Outcomes-Based Pricing Veils High Drug Prices

April 3, 2018

In a recent editorial, Sham Mailankody, MBBS, and Peter Bach, MD of Memorial Sloan Kettering Cancer Center discussed how outcomes-based pricing distracts from the real problem of high drug prices.

Their editorial, published in Annals of Internal Medicine, added to the recent findings of Dr Kazi and colleagues. They explained that the recent findings—that PCSK9 inhibitors do not achieve cost-effectiveness even with outcomes-based pricing contracts—highlight a smoke and mirrors approach to pricing high-ticket drugs.

“Prices of branded specialty drugs are often far higher than they would be if they were based on their benefits,” Drs Mailankody and Bach wrote. “The pharmaceutical industry thus has a plan called outcomes-based contracting that involves refunds when a patient does not experience the intended therapeutic benefit. Kazi and colleagues' rigorous analysis shows that, at least in the case of Amgen's money-back guarantee for its lipid-lowering drug [Repatha (evolocumab; Amgen)], this approach really does not solve much.”

Drs Mailankody and Bach explained that recent announcements by Sanofi/Regeneron highlight a better way to do drug pricing for high-cost drugs in this cardiovascular space.

“Amgen's approach can be contrasted with that taken by Regeneron Pharmaceuticals and Sanofi, the makers of the competitor drug [Praluent (alirocumab)],” they wrote. “These companies recently announced that they would base their product's price on an independent cost-effectiveness review by ICER, which determined that a value-based price for this agent per year should be between $2300 and $3400 if used to treat all patients with a recent acute coronary event and $4500 and $8000 for the subset of [higher-risk] patients. No refunds, no reconciliations—just straight to charging a value-based price replacing their original launch price of $14 000 per year for payers who provide appropriate formulary access.”

However, they highlighted that despite the lack of efficacy surrounding refund-based pricing contracts, the trend is increasing among drugmakers.

“The approach of ‘if you don't like it, get your money back’ seems more the nonsense of late-night infomercials than a method for serious health policy reform,” they wrote. “However, the idea has been pushed hard by the pharmaceutical industry.”

They also explained that this type of contracting presents administrative problems for payers looking to collect reimbursements for drugs that fail to deliver valuable outcomes.

“Changing coverage over time for patients means that some refunds will be hard to administer and others will be lost,” they explained. “Measuring refund-triggering events and submitting requests for refunds would require additional resources and personnel that may more than offset marginal savings.”

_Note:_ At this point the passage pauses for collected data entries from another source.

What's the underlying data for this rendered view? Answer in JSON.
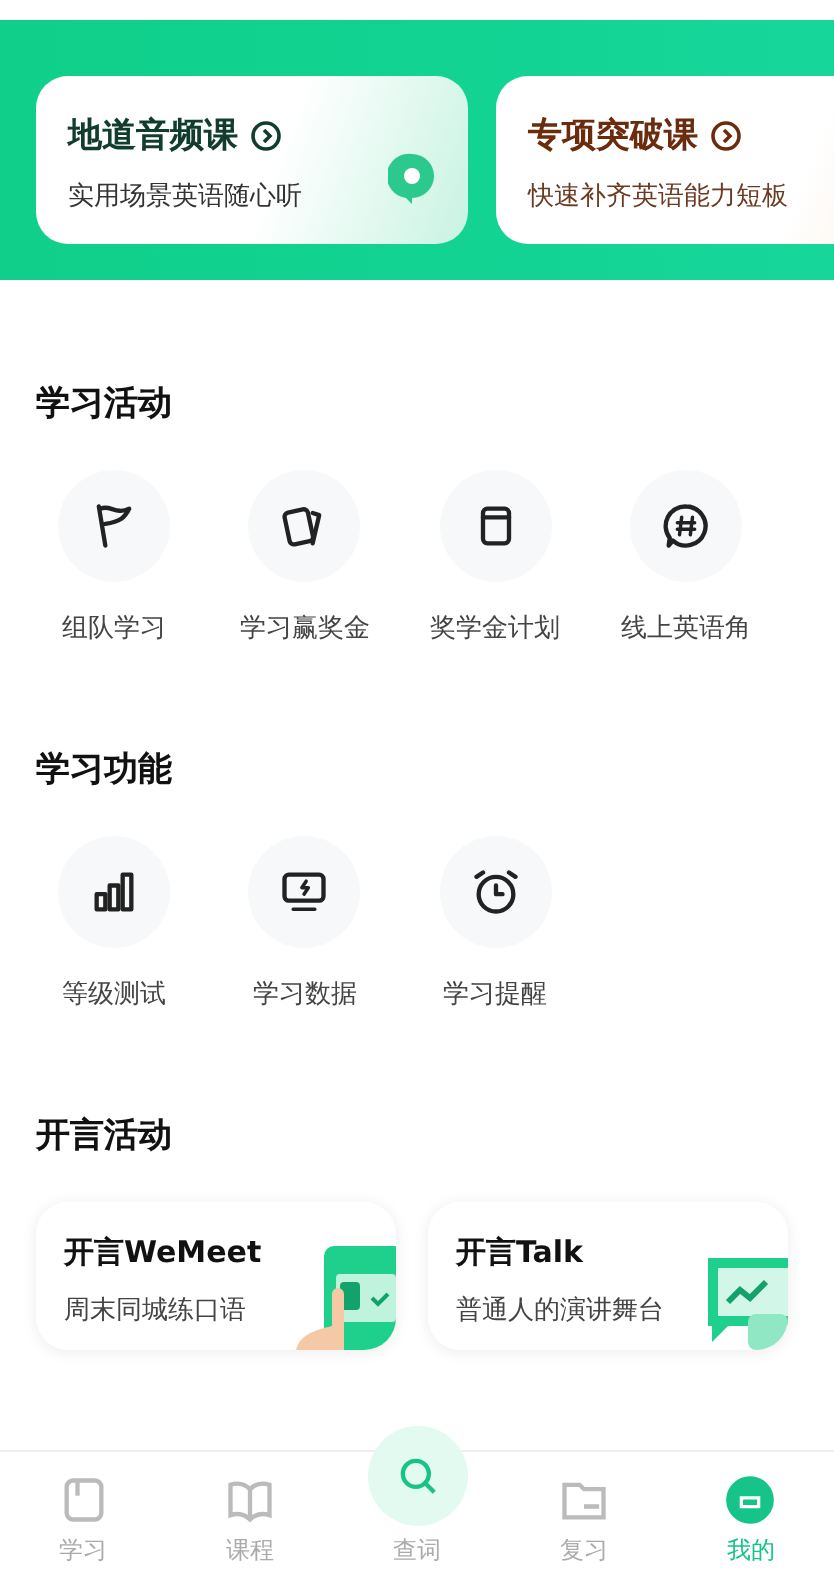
{
  "banner_cards": [
    {
      "title": "地道音频课",
      "subtitle": "实用场景英语随心听"
    },
    {
      "title": "专项突破课",
      "subtitle": "快速补齐英语能力短板"
    }
  ],
  "sections": [
    {
      "title": "学习活动",
      "items": [
        {
          "label": "组队学习"
        },
        {
          "label": "学习赢奖金"
        },
        {
          "label": "奖学金计划"
        },
        {
          "label": "线上英语角"
        }
      ]
    },
    {
      "title": "学习功能",
      "items": [
        {
          "label": "等级测试"
        },
        {
          "label": "学习数据"
        },
        {
          "label": "学习提醒"
        }
      ]
    }
  ],
  "events": {
    "title": "开言活动",
    "cards": [
      {
        "title": "开言WeMeet",
        "subtitle": "周末同城练口语"
      },
      {
        "title": "开言Talk",
        "subtitle": "普通人的演讲舞台"
      }
    ]
  },
  "tab_bar": [
    {
      "label": "学习",
      "kind": "normal",
      "selected": false
    },
    {
      "label": "课程",
      "kind": "normal",
      "selected": false
    },
    {
      "label": "查词",
      "kind": "center",
      "selected": false
    },
    {
      "label": "复习",
      "kind": "normal",
      "selected": false
    },
    {
      "label": "我的",
      "kind": "normal",
      "selected": true
    }
  ]
}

Additionally, Drs Mailankody and Bach also emphasized that there is a conceptual flaw with the idea of outcomes-based pricing for drugs designed to prevent disease.

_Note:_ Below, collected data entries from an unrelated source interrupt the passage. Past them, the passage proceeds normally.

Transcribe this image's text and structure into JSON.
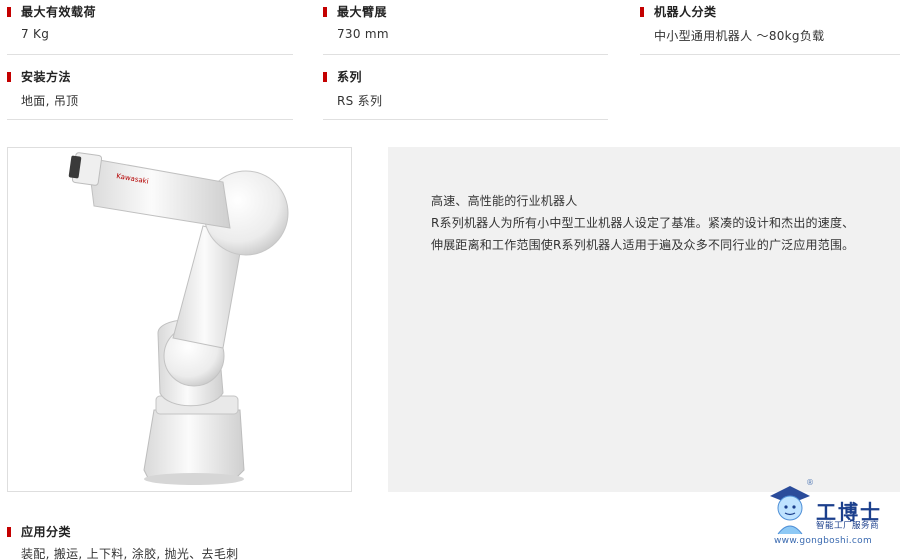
{
  "specs": {
    "payload": {
      "label": "最大有效载荷",
      "value": "7 Kg"
    },
    "reach": {
      "label": "最大臂展",
      "value": "730 mm"
    },
    "category": {
      "label": "机器人分类",
      "value": "中小型通用机器人 ～80kg负载"
    },
    "mounting": {
      "label": "安装方法",
      "value": "地面, 吊顶"
    },
    "series": {
      "label": "系列",
      "value": "RS 系列"
    },
    "application": {
      "label": "应用分类",
      "value": "装配, 搬运, 上下料, 涂胶, 抛光、去毛刺"
    }
  },
  "description": {
    "line1": "高速、高性能的行业机器人",
    "line2": "R系列机器人为所有小中型工业机器人设定了基准。紧凑的设计和杰出的速度、",
    "line3": "伸展距离和工作范围使R系列机器人适用于遍及众多不同行业的广泛应用范围。"
  },
  "robot_arm_brand": "Kawasaki",
  "watermark": {
    "brand": "工博士",
    "tagline": "智能工厂服务商",
    "url": "www.gongboshi.com",
    "reg": "®"
  },
  "colors": {
    "bullet": "#c40000",
    "panel": "#f1f1f1",
    "watermark": "#1b3f8c"
  }
}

“Paying for evolocumab only when it works also poses a conceptual problem because is a preventive drug,” they wrote. “One may accept the tenuous premise that, if a patient had a heart attack, evolocumab did not work and thus the patient should not pay for it. However, it does not mean that, if a patient did not have a heart attack, the agent did work and thus the patient should pay for it… Preventive interventions are ever thus: They benefit only a few who receive them, and we nearly never know who those persons are.”

They further explained that deals like this offer very little incentives for payers.

“Why a drug corporation would enter into a refund arrangement that barely budges the drug's net price but improves its formulary position is easy to understand,” Drs Mailankody and Bach said. “Why an insurer would do so is mysterious. Insurers already pay for services knowing that some members will benefit from them and others will not.  In reality, no scenario exists under which insurers should choose a refund-based approach rather than the simpler and administratively cheaper solution of having the drug corporation charge them the anticipated net price in the first place.”

They concluded that outcomes based pricing obscures the real problems with certain drug prices: how much are they actually worth relative to their value?

“[Outcomes-based pricing] distracts from the more essential question of how much the product is worth when it does work,” Drs Mailankody and Bach concluded. “Nevertheless, that is the key question that insurers should be asking, particularly in an arrangement such as that for Amgen's evolocumab in which the insurer will still pay the company's price approximately 97% of the time.”